At eikaiwa (English conversation class) last night, only Tanabe-san (the man who organizes the class) and Kenji (the teacher at Yakawa Elementary) were there, so instead of playing a game with the proverb cards I'd borrowed from Tane-sensei, we just talked about English and Japanese proverbs.
After looking over the list of English proverbs, Kenji said, "I think there are more positive English proverbs than Japanese."
"Oh, I'm sure they just picked the positive ones for these cards." So I looked through my notebook for some proverbs I'd remembered on my own. "Like this one: 'The lesser of two evils.' This is a saying we use when we have to make a decision between two bad things. Some people said it during the last U.S. election between George W. Bush and John Kerry. 'Bush... Kerry... I'll pick the lesser of two evils.' In fact, some people say that about every election." They thought that was funny.
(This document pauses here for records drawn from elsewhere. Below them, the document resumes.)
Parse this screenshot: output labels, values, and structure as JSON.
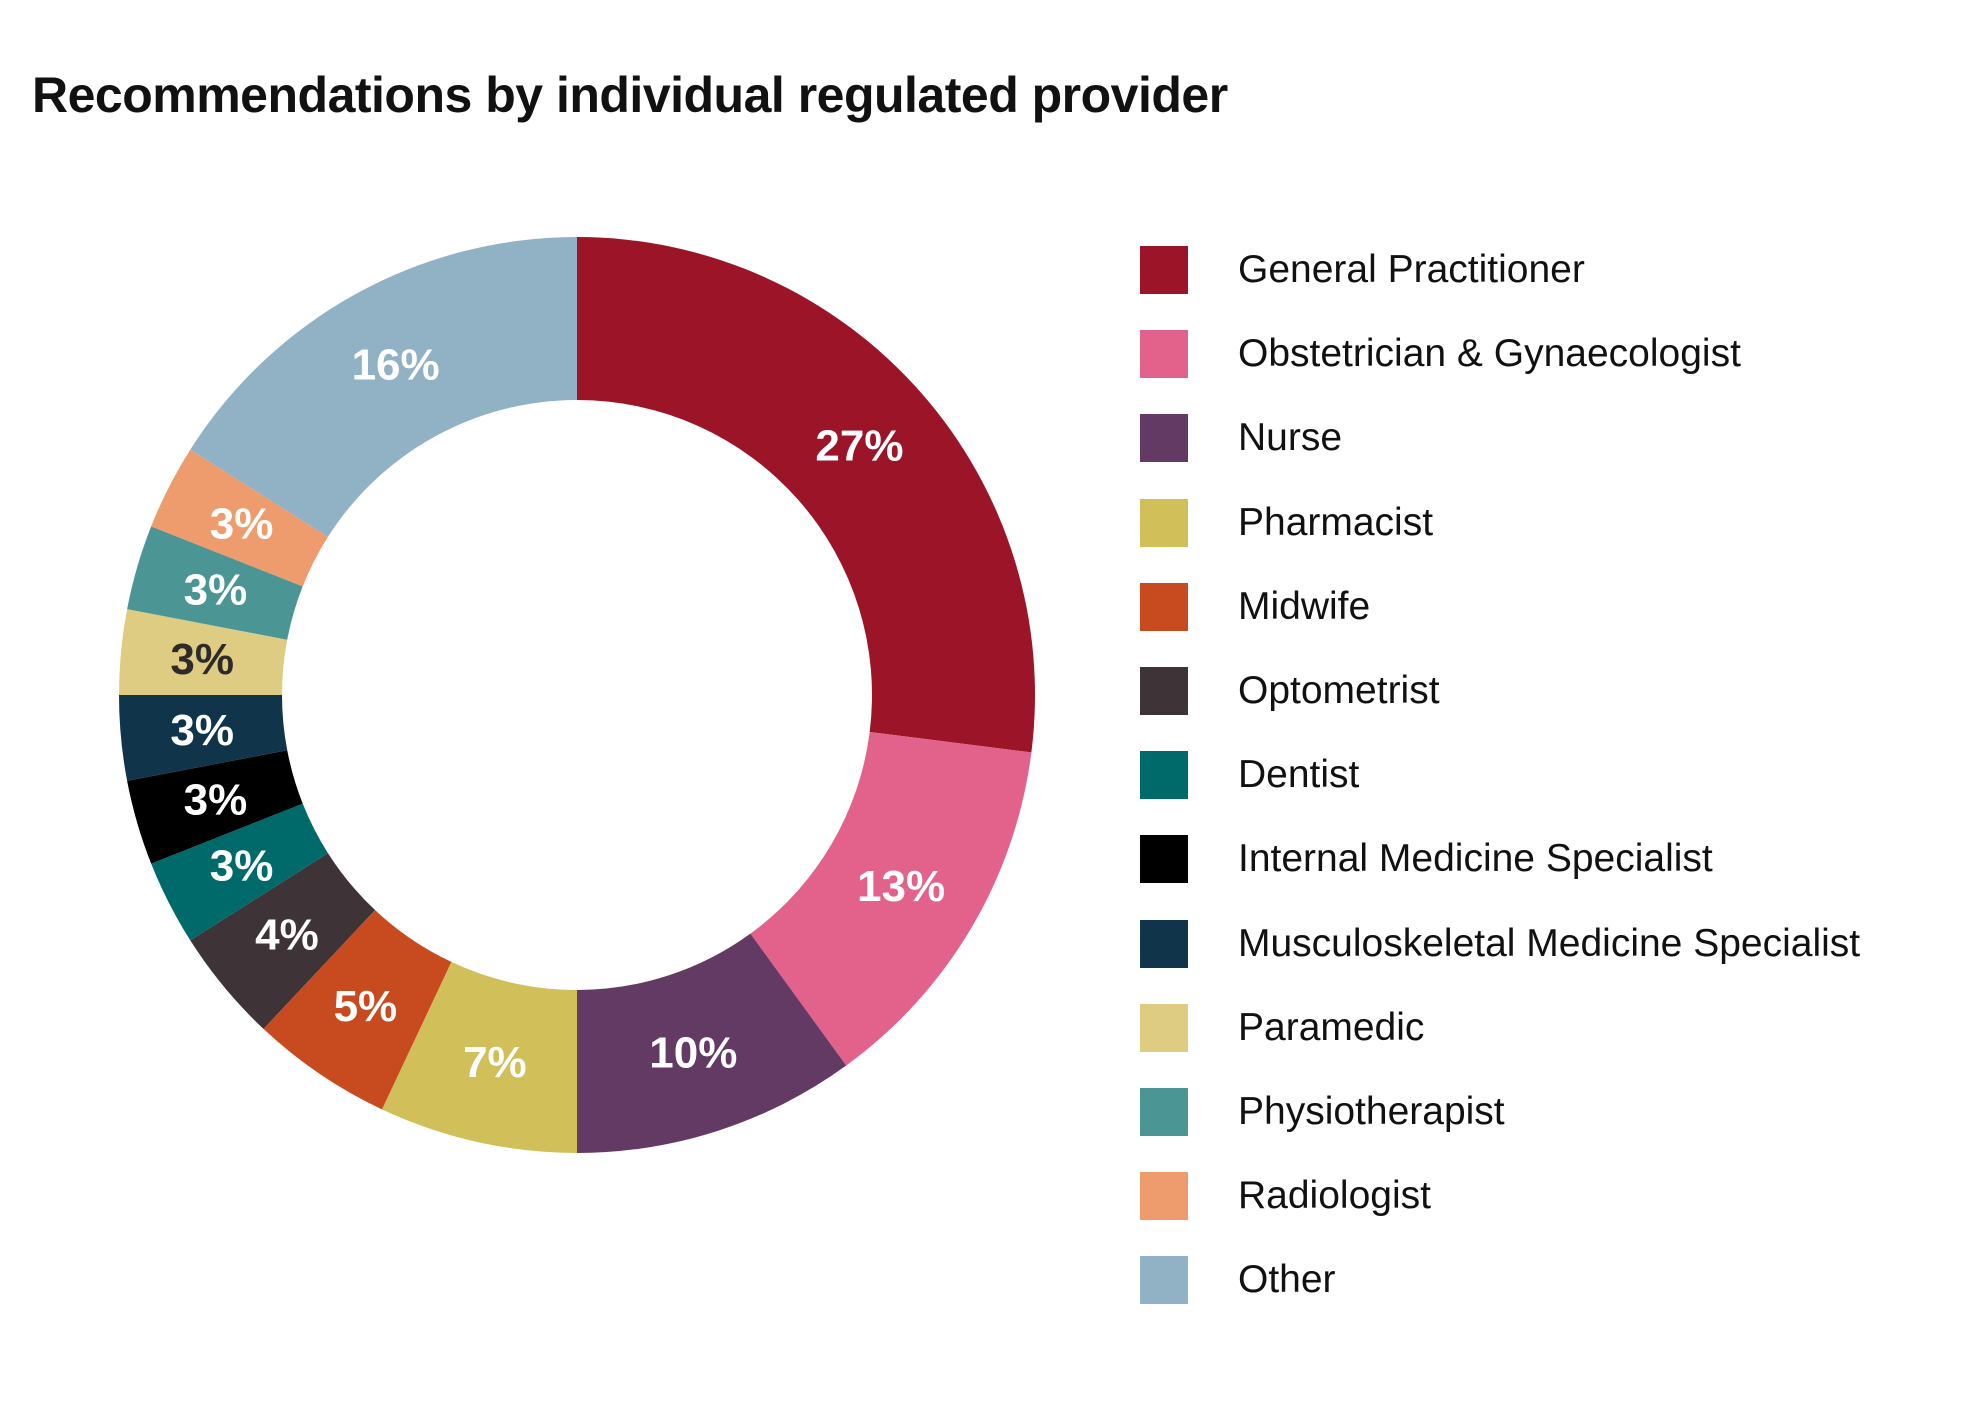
{
  "chart_data": {
    "type": "pie",
    "title": "Recommendations by individual regulated provider",
    "hole": true,
    "legend_position": "right",
    "categories": [
      "General Practitioner",
      "Obstetrician & Gynaecologist",
      "Nurse",
      "Pharmacist",
      "Midwife",
      "Optometrist",
      "Dentist",
      "Internal Medicine Specialist",
      "Musculoskeletal Medicine Specialist",
      "Paramedic",
      "Physiotherapist",
      "Radiologist",
      "Other"
    ],
    "values": [
      27,
      13,
      10,
      7,
      5,
      4,
      3,
      3,
      3,
      3,
      3,
      3,
      16
    ],
    "data_labels": [
      "27%",
      "13%",
      "10%",
      "7%",
      "5%",
      "4%",
      "3%",
      "3%",
      "3%",
      "3%",
      "3%",
      "3%",
      "16%"
    ],
    "colors": [
      "#9b1428",
      "#e2628b",
      "#633a63",
      "#d1bf59",
      "#c84b20",
      "#3e3438",
      "#006a6a",
      "#000000",
      "#10354b",
      "#ddcc82",
      "#4b9595",
      "#ee9b6d",
      "#91b2c4"
    ],
    "label_colors": [
      "#ffffff",
      "#ffffff",
      "#ffffff",
      "#ffffff",
      "#ffffff",
      "#ffffff",
      "#ffffff",
      "#ffffff",
      "#ffffff",
      "#2e2a2a",
      "#ffffff",
      "#ffffff",
      "#ffffff"
    ]
  }
}
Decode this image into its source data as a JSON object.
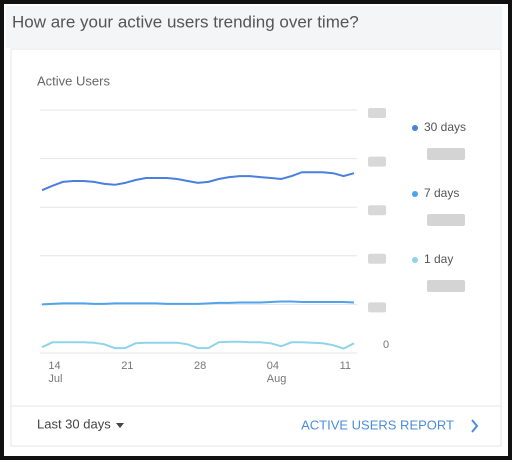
{
  "header": {
    "title": "How are your active users trending over time?"
  },
  "chart_data": {
    "type": "line",
    "title": "Active Users",
    "categories": [
      null,
      "14",
      null,
      null,
      null,
      null,
      null,
      null,
      "21",
      null,
      null,
      null,
      null,
      null,
      null,
      "28",
      null,
      null,
      null,
      null,
      null,
      null,
      "04",
      null,
      null,
      null,
      null,
      null,
      null,
      "11",
      null
    ],
    "category_months": [
      null,
      "Jul",
      null,
      null,
      null,
      null,
      null,
      null,
      null,
      null,
      null,
      null,
      null,
      null,
      null,
      null,
      null,
      null,
      null,
      null,
      null,
      null,
      "Aug",
      null,
      null,
      null,
      null,
      null,
      null,
      null,
      null
    ],
    "series": [
      {
        "name": "30 days",
        "color": "#4a7fe0",
        "values": [
          3.35,
          3.44,
          3.52,
          3.54,
          3.54,
          3.52,
          3.48,
          3.46,
          3.5,
          3.56,
          3.6,
          3.6,
          3.6,
          3.58,
          3.54,
          3.5,
          3.52,
          3.58,
          3.62,
          3.64,
          3.64,
          3.62,
          3.6,
          3.58,
          3.64,
          3.72,
          3.72,
          3.72,
          3.7,
          3.64,
          3.7
        ]
      },
      {
        "name": "7 days",
        "color": "#4fa3ee",
        "values": [
          1.0,
          1.01,
          1.02,
          1.02,
          1.02,
          1.01,
          1.01,
          1.02,
          1.02,
          1.02,
          1.02,
          1.02,
          1.01,
          1.01,
          1.01,
          1.01,
          1.02,
          1.03,
          1.03,
          1.04,
          1.04,
          1.04,
          1.05,
          1.06,
          1.06,
          1.05,
          1.05,
          1.05,
          1.05,
          1.05,
          1.04
        ]
      },
      {
        "name": "1 day",
        "color": "#8fd4ea",
        "values": [
          0.12,
          0.22,
          0.22,
          0.22,
          0.22,
          0.21,
          0.18,
          0.1,
          0.1,
          0.2,
          0.21,
          0.21,
          0.21,
          0.21,
          0.18,
          0.1,
          0.1,
          0.22,
          0.23,
          0.23,
          0.22,
          0.22,
          0.2,
          0.14,
          0.22,
          0.22,
          0.21,
          0.2,
          0.16,
          0.09,
          0.2
        ]
      }
    ],
    "ylim": [
      0,
      5
    ],
    "yticks": [
      0,
      1,
      2,
      3,
      4,
      5
    ],
    "ytick_label_shown": [
      true,
      false,
      false,
      false,
      false,
      false
    ],
    "grid": true
  },
  "footer": {
    "range": "Last 30 days",
    "link": "ACTIVE USERS REPORT"
  }
}
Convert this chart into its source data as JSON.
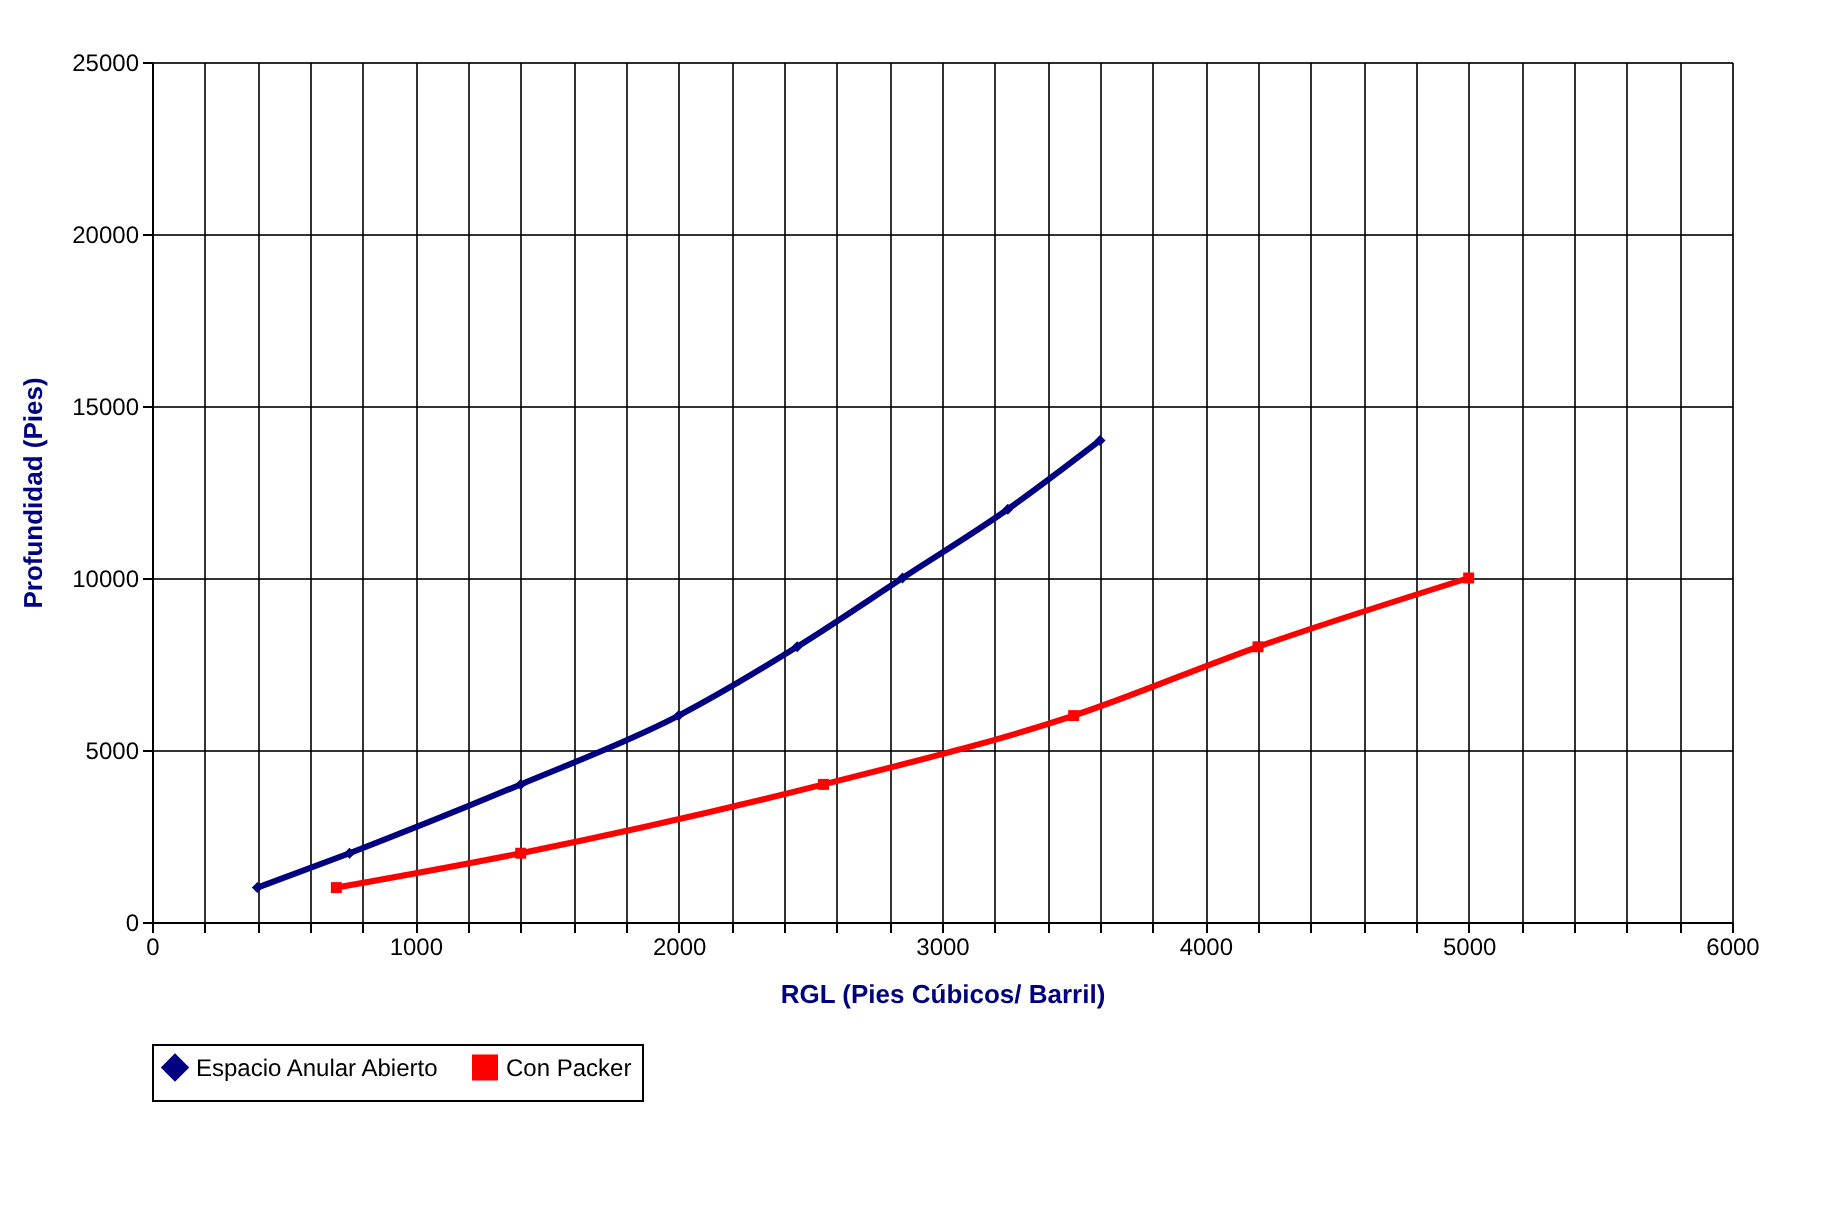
{
  "chart_data": {
    "type": "line",
    "xlabel": "RGL (Pies Cúbicos/ Barril)",
    "ylabel": "Profundidad (Pies)",
    "xlim": [
      0,
      6000
    ],
    "xticks": [
      0,
      {
        "value": 200,
        "label": null
      },
      {
        "value": 400,
        "label": null
      },
      {
        "value": 600,
        "label": null
      },
      {
        "value": 800,
        "label": null
      },
      1000,
      {
        "value": 1200,
        "label": null
      },
      {
        "value": 1400,
        "label": null
      },
      {
        "value": 1600,
        "label": null
      },
      {
        "value": 1800,
        "label": null
      },
      2000,
      {
        "value": 2200,
        "label": null
      },
      {
        "value": 2400,
        "label": null
      },
      {
        "value": 2600,
        "label": null
      },
      {
        "value": 2800,
        "label": null
      },
      3000,
      {
        "value": 3200,
        "label": null
      },
      {
        "value": 3400,
        "label": null
      },
      {
        "value": 3600,
        "label": null
      },
      {
        "value": 3800,
        "label": null
      },
      4000,
      {
        "value": 4200,
        "label": null
      },
      {
        "value": 4400,
        "label": null
      },
      {
        "value": 4600,
        "label": null
      },
      {
        "value": 4800,
        "label": null
      },
      5000,
      {
        "value": 5200,
        "label": null
      },
      {
        "value": 5400,
        "label": null
      },
      {
        "value": 5600,
        "label": null
      },
      {
        "value": 5800,
        "label": null
      },
      6000
    ],
    "ylim": [
      0,
      25000
    ],
    "yticks": [
      0,
      5000,
      10000,
      15000,
      20000,
      25000
    ],
    "grid": true,
    "legend": "bottom",
    "series": [
      {
        "name": "Espacio Anular Abierto",
        "color": "#000080",
        "marker": "diamond",
        "x": [
          400,
          750,
          1400,
          2000,
          2450,
          2850,
          3250,
          3600
        ],
        "values": [
          1000,
          2000,
          4000,
          6000,
          8000,
          10000,
          12000,
          14000
        ]
      },
      {
        "name": "Con Packer",
        "color": "#ff0000",
        "marker": "square",
        "x": [
          700,
          1400,
          2550,
          3500,
          4200,
          5000
        ],
        "values": [
          1000,
          2000,
          4000,
          6000,
          8000,
          10000
        ]
      }
    ]
  }
}
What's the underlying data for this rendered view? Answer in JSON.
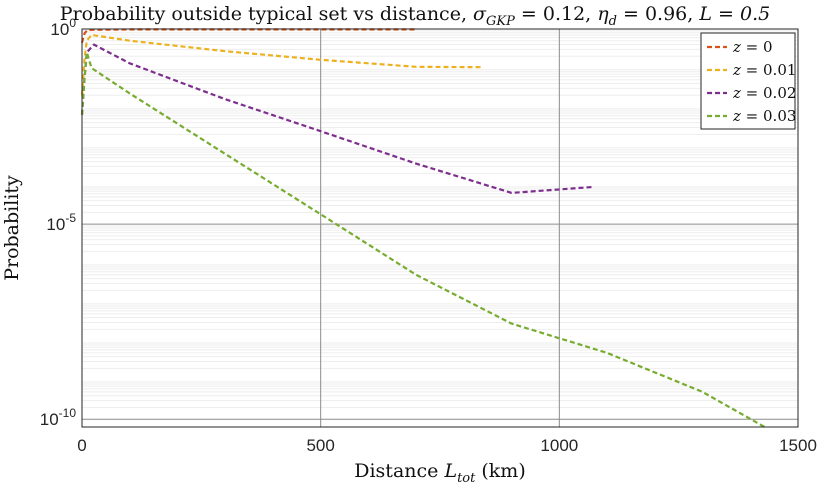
{
  "chart_data": {
    "type": "line",
    "title": "Probability outside typical set vs distance, σ_GKP = 0.12, η_d = 0.96, L = 0.5",
    "title_parts": {
      "prefix": "Probability outside typical set vs distance, ",
      "sigma_symbol": "σ",
      "sigma_sub": "GKP",
      "sigma_value": " = 0.12, ",
      "eta_symbol": "η",
      "eta_sub": "d",
      "eta_value": " = 0.96, ",
      "l_part": "L = 0.5"
    },
    "xlabel": "Distance L_tot (km)",
    "xlabel_parts": {
      "prefix": "Distance ",
      "symbol": "L",
      "sub": "tot",
      "suffix": " (km)"
    },
    "ylabel": "Probability",
    "x_scale": "linear",
    "y_scale": "log",
    "xlim": [
      0,
      1500
    ],
    "ylim_log10": [
      -10.2,
      0
    ],
    "x_ticks": [
      0,
      500,
      1000,
      1500
    ],
    "x_tick_labels": [
      "0",
      "500",
      "1000",
      "1500"
    ],
    "y_ticks": [
      {
        "base": "10",
        "exp": "0",
        "log10": 0
      },
      {
        "base": "10",
        "exp": "-5",
        "log10": -5
      },
      {
        "base": "10",
        "exp": "-10",
        "log10": -10
      }
    ],
    "grid": true,
    "legend_position": "top-right",
    "line_style": "dashed",
    "series": [
      {
        "name": "z = 0",
        "label_var": "z",
        "label_value": " = 0",
        "color": "#D95319",
        "points": [
          [
            0,
            -0.35
          ],
          [
            5,
            -0.12
          ],
          [
            10,
            -0.04
          ],
          [
            20,
            -0.02
          ],
          [
            100,
            -0.01
          ],
          [
            300,
            -0.01
          ],
          [
            500,
            -0.01
          ],
          [
            700,
            -0.01
          ]
        ]
      },
      {
        "name": "z = 0.01",
        "label_var": "z",
        "label_value": " = 0.01",
        "color": "#EDB120",
        "points": [
          [
            0,
            -1.7
          ],
          [
            5,
            -0.8
          ],
          [
            10,
            -0.3
          ],
          [
            20,
            -0.15
          ],
          [
            100,
            -0.3
          ],
          [
            300,
            -0.57
          ],
          [
            500,
            -0.79
          ],
          [
            700,
            -0.97
          ],
          [
            840,
            -0.98
          ]
        ]
      },
      {
        "name": "z = 0.02",
        "label_var": "z",
        "label_value": " = 0.02",
        "color": "#7E2F8E",
        "points": [
          [
            0,
            -2.2
          ],
          [
            5,
            -1.3
          ],
          [
            10,
            -0.6
          ],
          [
            25,
            -0.4
          ],
          [
            100,
            -0.88
          ],
          [
            300,
            -1.8
          ],
          [
            500,
            -2.62
          ],
          [
            700,
            -3.45
          ],
          [
            900,
            -4.2
          ],
          [
            1070,
            -4.05
          ]
        ]
      },
      {
        "name": "z = 0.03",
        "label_var": "z",
        "label_value": " = 0.03",
        "color": "#77AC30",
        "points": [
          [
            0,
            -2.2
          ],
          [
            5,
            -1.3
          ],
          [
            10,
            -0.6
          ],
          [
            20,
            -1.0
          ],
          [
            100,
            -1.65
          ],
          [
            300,
            -3.2
          ],
          [
            500,
            -4.75
          ],
          [
            700,
            -6.3
          ],
          [
            900,
            -7.55
          ],
          [
            1100,
            -8.3
          ],
          [
            1300,
            -9.3
          ],
          [
            1430,
            -10.2
          ]
        ]
      }
    ]
  }
}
"Or this one: 'Once bitten, twice shy.'" I bit my hand to show "bitten," and said, "If something or someone hurts me once, I will be careful around it two times. I mean, not exactly. For example, if I pet my neighbor's dog, and the dog bites me, then I will stay away from that dog for a long time."
"Ah," said Kenji. "We have a similar proverb. 'Atsumono ni korite namasu o fuku.'"
Tanabe-san laughed. "Have you heard it before?" I asked him. He hadn't. Kenji explained: "It means I burn my mouth with hot food, so next time I blow on cold food." He looked it up in his electronic dictionary (many of which contain idioms), then laughed and showed Tanabe-san. "What is it?" I said.
He showed me the screen. Next to "Atsumono ni korite namasu o fuku" was written, "Once bitten, twice shy."